The hearing was scheduled because the league and Watson’s representatives were not able to negotiate a mutually agreed upon penalty, indicating that there is a wide gulf between what each side would accept. An indefinite suspension would give the league the flexibility to adjust its discipline if any new allegations were made against Watson or if new information pertinent to the investigation came to light through avenues such as the ongoing civil cases or the new legal action filed against the Texans.
The union was expected to argue against significant punishment, in what will be the first test for the new disciplinary process. The N.F.L. Players Association can appeal Robinson’s decision, and that appeal would be heard by Goodell or a person of his choosing.
During their inquiry, N.F.L. investigators interviewed 10 of the women who filed lawsuits against Watson, as well as other witnesses, including women who worked for the massage therapy group that is contracted with the Texans. The league first met with Watson last month for multiple days of interviews.
The Wall Street Journal reported last week that the N.F.L. based its case for a lengthy suspension of Watson on five women’s accounts that the league believed had the strongest evidence, including contemporaneous corroboration. A detective who led Houston police’s investigation of Watson said in a deposition for the civil lawsuits that out of the 10 criminal complaints filed against Watson, the strongest evidence came from the cases of Ashley Solis — Watson’s first accuser — and a woman who has not been publicly identified, who said that Watson ejaculated on her in their second massage appointment.
Both women met with N.F.L. investigators and are among the four civil plaintiffs who have not settled with Watson.
Solis’s lawsuit alleged that Watson purposely touched her hand with his erect and exposed penis in a March 2020 massage. Watson said in a deposition in the case that he apologized to Solis via text message after their appointment for her feeling uncomfortable, and went on to describe her as “teary-eyed” at the end of the massage, though he said he did not know why.
A woman Solis worked with also reached out to a veteran massage therapist on Facebook the day after Solis’s session with Watson, writing that her colleague had been “solicited” by a professional athlete and didn’t know what to do.

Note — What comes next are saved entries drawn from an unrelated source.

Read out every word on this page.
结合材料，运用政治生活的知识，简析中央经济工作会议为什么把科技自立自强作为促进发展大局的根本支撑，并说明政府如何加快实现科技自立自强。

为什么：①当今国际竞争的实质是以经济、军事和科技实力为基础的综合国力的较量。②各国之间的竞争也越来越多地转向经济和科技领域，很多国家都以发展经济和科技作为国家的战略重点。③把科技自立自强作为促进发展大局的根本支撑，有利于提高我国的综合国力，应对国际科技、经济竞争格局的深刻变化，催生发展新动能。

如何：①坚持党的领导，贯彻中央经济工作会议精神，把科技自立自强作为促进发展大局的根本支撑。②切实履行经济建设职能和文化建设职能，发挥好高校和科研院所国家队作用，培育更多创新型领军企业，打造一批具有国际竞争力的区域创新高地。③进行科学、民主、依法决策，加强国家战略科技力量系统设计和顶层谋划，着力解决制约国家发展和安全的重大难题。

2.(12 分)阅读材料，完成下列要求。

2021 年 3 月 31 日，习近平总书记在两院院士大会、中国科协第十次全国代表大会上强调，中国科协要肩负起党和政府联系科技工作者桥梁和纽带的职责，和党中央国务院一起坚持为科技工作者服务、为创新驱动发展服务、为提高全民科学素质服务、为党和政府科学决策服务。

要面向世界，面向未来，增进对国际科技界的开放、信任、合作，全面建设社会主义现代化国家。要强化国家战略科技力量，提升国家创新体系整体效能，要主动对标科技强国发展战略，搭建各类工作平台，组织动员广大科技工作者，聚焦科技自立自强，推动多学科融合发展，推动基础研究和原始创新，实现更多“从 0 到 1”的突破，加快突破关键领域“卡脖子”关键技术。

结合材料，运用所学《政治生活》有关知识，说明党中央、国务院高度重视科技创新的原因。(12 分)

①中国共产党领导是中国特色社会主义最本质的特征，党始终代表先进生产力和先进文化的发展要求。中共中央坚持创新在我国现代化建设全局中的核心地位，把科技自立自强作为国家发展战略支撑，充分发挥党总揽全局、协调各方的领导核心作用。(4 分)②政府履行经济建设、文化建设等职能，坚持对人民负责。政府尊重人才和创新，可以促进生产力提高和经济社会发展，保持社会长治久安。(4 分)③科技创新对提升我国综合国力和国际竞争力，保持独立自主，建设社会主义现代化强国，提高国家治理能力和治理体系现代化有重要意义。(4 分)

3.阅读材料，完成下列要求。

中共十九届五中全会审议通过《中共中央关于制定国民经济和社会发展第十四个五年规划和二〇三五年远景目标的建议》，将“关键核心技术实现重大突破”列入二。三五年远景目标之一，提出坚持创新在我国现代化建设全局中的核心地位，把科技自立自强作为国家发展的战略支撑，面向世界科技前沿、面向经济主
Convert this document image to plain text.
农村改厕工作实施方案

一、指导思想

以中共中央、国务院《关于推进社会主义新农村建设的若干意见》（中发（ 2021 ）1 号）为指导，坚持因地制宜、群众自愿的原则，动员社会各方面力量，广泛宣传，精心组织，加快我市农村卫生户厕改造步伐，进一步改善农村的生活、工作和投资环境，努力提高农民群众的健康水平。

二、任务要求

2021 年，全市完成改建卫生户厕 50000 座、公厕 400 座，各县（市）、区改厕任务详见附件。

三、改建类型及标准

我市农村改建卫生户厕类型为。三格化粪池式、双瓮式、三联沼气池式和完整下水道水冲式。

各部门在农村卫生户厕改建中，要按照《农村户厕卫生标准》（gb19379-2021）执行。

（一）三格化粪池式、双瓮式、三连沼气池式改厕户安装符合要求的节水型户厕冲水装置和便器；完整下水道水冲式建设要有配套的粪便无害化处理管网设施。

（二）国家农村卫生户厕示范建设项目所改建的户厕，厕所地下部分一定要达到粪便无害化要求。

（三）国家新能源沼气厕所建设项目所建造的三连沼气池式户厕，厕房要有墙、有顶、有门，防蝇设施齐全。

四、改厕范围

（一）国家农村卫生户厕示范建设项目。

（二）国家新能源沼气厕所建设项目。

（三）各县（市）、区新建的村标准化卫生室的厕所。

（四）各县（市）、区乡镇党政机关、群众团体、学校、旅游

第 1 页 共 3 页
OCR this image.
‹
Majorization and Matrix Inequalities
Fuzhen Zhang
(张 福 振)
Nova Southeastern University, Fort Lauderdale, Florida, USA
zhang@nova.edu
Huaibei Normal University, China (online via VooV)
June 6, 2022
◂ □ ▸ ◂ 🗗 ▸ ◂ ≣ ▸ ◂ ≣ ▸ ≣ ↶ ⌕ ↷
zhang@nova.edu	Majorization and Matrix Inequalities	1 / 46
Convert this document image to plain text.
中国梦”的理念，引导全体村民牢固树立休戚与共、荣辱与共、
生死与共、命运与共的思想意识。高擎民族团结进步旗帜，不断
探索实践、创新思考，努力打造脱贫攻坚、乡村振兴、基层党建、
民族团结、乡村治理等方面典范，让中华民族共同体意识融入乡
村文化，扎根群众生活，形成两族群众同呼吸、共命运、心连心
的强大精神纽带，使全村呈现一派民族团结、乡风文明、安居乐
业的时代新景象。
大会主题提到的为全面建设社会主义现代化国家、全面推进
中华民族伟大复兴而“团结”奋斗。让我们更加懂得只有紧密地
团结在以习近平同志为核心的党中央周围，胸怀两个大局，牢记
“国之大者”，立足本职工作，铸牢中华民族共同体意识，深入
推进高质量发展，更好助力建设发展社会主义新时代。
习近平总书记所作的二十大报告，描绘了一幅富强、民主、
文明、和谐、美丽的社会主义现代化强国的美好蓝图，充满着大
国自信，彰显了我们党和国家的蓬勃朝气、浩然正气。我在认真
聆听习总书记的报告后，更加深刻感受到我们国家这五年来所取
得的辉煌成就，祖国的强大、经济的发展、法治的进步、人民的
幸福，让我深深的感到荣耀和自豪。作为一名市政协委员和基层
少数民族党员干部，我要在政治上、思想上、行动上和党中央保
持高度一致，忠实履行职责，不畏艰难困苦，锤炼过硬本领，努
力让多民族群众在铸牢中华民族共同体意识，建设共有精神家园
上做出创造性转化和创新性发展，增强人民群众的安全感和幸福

The second plaintiff, the woman who also filed suit against the Texans, massaged Watson twice in separate appointments at her mother’s house in Manvel, Texas, a Houston suburb, in November 2020. She claimed that Watson ejaculated on her in the second massage and asked to schedule another appointment with her for later that same day. She agreed but then canceled shortly thereafter, text message records show. The woman ignored further attempts by Watson to contact her and eventually blocked him.
That woman told a friend who played in the N.F.L. about her experience with Watson. She asked for advice since she was just starting out as a massage therapist and she had mutual friends with Watson. Speaking under condition of anonymity to protect his privacy, the player confirmed that she reached out after the massage and said that she had felt uncomfortable during the session. He said he told her if she did not feel comfortable, she did not have to work with Watson again.
He said he spoke with N.F.L. investigators as a contemporaneous witness.
According to a person who has reviewed the N.F.L.’s briefing materials, one of the five accounts the league asked the disciplinary officer to consider was from a woman who told Sports Illustrated about her experience with Watson. In their November 2019 massage appointment, the woman said Watson purposely exposed himself, told her she could move his uncovered penis, and began thrusting his pelvis in the air after developing an erection.
She told the therapist who set up the appointment, and later, when Watson tried to book with her again, she told him in a message that he had made her uncomfortable.
The woman did not file a lawsuit or a police report, and according to her lawyer, did not participate in the N.F.L. investigation. League investigators do not have subpoena power, so their inquiry relies on witnesses participating voluntarily and on acquiring evidence collected in the criminal or civil proceedings.